Piquets de protestation contre la nomination d'Egon Krenz à la présidence du Conseil d'État, le 24 octobre 1989, devant le bâtiment du Conseil d'État à Berlin-Est.
Source: picture-alliance/dpa/Wolfgang Kumm

Le système s'effrite

La rigidité du gouvernement de la RDA provoque aussi ceux qui jusqu'à présent se pliaient au diktat du SED. Les associations d'artistes et les universités élèvent leur voix. Les Blockparteien, les partis qui forment un bloc avec le SED, prennent leurs distances par rapport au SED, les organisations de masse perdent leurs membres.

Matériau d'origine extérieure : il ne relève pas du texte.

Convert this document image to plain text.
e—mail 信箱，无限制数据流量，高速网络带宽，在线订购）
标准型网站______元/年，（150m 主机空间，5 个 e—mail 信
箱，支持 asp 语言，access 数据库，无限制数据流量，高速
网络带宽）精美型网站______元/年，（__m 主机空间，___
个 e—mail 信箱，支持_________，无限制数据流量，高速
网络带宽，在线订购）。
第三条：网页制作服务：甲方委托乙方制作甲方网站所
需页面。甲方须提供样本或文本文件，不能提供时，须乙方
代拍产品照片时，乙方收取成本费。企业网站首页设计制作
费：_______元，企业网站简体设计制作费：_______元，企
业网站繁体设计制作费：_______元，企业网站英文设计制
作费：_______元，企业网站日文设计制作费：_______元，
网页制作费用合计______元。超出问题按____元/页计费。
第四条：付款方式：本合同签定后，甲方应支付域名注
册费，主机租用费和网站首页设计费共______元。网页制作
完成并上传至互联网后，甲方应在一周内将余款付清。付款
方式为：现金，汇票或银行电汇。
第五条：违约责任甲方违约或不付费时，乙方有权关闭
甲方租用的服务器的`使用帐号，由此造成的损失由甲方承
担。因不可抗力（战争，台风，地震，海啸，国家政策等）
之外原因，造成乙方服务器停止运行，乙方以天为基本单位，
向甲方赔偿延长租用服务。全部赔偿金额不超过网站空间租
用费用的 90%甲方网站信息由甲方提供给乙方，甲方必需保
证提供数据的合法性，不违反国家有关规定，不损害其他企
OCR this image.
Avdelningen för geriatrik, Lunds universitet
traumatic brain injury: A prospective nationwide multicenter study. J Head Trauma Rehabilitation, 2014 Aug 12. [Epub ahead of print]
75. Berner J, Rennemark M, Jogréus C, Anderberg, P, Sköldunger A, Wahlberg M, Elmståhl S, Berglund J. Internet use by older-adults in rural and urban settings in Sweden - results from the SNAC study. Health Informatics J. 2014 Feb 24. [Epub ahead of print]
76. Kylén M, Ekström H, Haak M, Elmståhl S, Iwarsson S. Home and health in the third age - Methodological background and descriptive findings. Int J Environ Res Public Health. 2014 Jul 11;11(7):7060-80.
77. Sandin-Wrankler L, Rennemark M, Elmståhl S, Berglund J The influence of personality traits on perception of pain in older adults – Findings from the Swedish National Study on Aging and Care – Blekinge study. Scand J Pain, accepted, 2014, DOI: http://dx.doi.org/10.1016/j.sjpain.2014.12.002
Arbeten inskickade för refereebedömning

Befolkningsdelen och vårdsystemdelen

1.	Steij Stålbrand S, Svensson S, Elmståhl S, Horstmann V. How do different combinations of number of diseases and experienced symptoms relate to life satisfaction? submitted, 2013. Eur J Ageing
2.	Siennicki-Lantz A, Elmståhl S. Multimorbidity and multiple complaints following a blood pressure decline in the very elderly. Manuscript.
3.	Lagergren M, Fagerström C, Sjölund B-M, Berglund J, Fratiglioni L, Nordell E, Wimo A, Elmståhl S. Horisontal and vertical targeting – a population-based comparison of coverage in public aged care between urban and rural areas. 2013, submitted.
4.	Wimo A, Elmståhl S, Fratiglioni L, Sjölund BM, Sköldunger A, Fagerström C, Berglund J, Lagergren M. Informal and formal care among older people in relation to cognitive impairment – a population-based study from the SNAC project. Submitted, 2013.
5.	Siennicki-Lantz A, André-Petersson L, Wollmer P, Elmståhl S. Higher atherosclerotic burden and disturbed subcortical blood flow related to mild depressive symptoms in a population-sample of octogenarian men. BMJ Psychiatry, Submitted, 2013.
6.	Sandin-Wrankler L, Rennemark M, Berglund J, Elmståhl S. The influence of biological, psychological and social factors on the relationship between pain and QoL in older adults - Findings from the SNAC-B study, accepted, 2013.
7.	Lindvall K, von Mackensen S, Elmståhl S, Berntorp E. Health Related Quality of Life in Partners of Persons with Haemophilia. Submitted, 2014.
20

Walter Janka, éditeur communiste, le 28 octobre 1989, au Deutsches Theater à Berlin-Est. Visiblement ému, il s'adresse au public. Par cette lecture publique, il met fin à un silence de plusieurs dizaines d'années sur les injustices dont il a été victime.
Source: Archiv Deutsches Theater Berlin/Gisela Harich

Parmi les associations d'artistes conformes au Parti, la Berliner Schriftstellerverband, l'association des écrivains, ouvre le bal. Le 14 septembre 1989, elle prend ouvertement position dans communiqué critique. Quelques jours plus tard, c'est au tour de la Verband der Unterhaltungskünstler, l'association des artistes de spectacle. Les deux associations critiquent la politique du SED et réclament des réformes. Presque tous les théâtres se mettent à exprimer leurs critiques. Certaines salles de spectacle sont mises à disposition pour les actions de protestations.

Les partis qui jusqu’à présent formaient un bloc avec le SED commencent à se détacher du parti officiel. Ils ne veulent plus se prêter au simulacre d'un système multipartite. Les grandes organisations, comme le FDGB, le syndicat est-allemand marxiste-léniniste, ou encore la FDJ, le mouvement de jeunesse officiel, perdent leurs membres en masse. Dans l’enseignement supérieur, les étudiants revendiquent un accès libre aux livres scientifiques et la nomination de représentants d’étudiants indépendants.